For the time being it is more oriented to the Caribbean community than to Central America. But its national radio station proudly proclaims it the new kid on the block, ''the newly emergent nation of Belize in Central America.'' HONDURAS
As the storm in El Salvador and Guatemala escalates, Honduras seems blissfully tranquil. It has just had a presidential election in which the military stepped aside to allow the return to civilian government.
''We are an oasis of tranquillity in a region beset with turmoil,'' proclaims one of the local newspapers.
There are guerrilla bands in the countryside, but they are relatively weak and scattered. The biggest problem at the moment is what to do with Nicaraguan exiles. There are some 50,000 in the country.

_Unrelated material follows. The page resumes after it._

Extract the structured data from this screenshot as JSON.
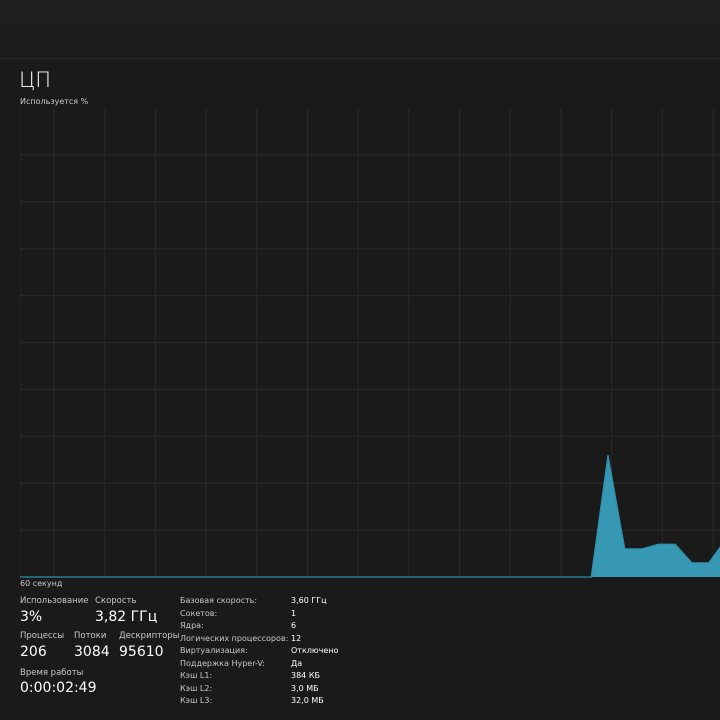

Many of them are staunch opponents of the current Nicaraguan government; some were part of the National Guard led by the late Nicaraguan strong man, Gen. Anastasio Somoza Debayle.
Border incidents with Nicaragua have mushroomed of late, and a growing bitterness between the two countries reminds many observers of the El Salvador-Honduran border war of 1969. Fighting between troops of the two nations then left thousands dead. It could happen again.
What effect this border problem with Nicaragua will have on the transition to civilian constitutional rule remains to be seen. NICARAGUA
Ever since the Sandinista guerrillas defeated the forces of dictator Anastasio Somoza Debayle in the summer of 1979, these guerrillas-turned-governors have edged their nation leftward in a movement that worries Washington and pleases Cuba.
The Sandinistas have not had an easy time. The Nicaraguan economy has not come back from the 18-month civil war that left 50,000 dead, 150,000 injured, and half a million homeless. What was not destroyed in the war or nailed down was taken away by General Somoza and his cronies.
It is also proving hard for the Sandinistas to overcome the political legacy of the Somozas, who ruled for 45 years and did not foster the growth of a civil service.
But the Sandinistas have complicated their own task: By building ties with Cuba, allowing their territory to serve as the viaduct for Cuban and Soviet arms going to Salvadoran rebels, and by attacking Washington on numerous occasions, they have essentially cut themselves off from US aid.
At the same time, Washington is skittish about the Sandinistas -- and has not really held out the full hand of friendship to Nicaragua's new leaders.
Under President Reagan, US policy toward Nicaragua has been increasingly antagonistic. It is unlikely to change. Confrontation is likely to continue and , perhaps, to grow. Nicaragua's leaders clearly support the Salvadoran guerrillas, as well as their counterparts in Guatemala.
Just how much assistance, if any, the Sandinistas are giving these forces is unclear. But the presumption on the part of many hemisphere leaders is that they are increasingly involved in the Salvadoran struggle. That is the view of Venezuela, with whom the Sandinistas are not feuding.
The bottom line is that continuing disagreement with Washington is likely. And Washington appears ready to do as much as possible to isolate the Sandinistas from the rest of the hemisphere, just as Cuba is more or less isolated. COSTA RICA
This nation alone among Central American countries has a democratic tradition. It abolished its Army in 1949 and political parties rotate in the presidency.
But Costa Rica is beset with growing economic trauma. The price of coffee, its chief export, is down; oil prices and the prices of most other imported goods are up substantially; and the country's social welfare policies make it politically difficult to cut government expenditures. Costa Ricans, who have just chosen Louis Alberto Monge as their next president, face more years of austerity as his government grapples with the situation.
Moreover, there is a threat of guerrilla insurgency. Several outbreaks of guerrilla activity have been recorded in recent years. And Costa Ricans are beginning to realize that they are not an island aloof from the troubles of their Central American neighbors.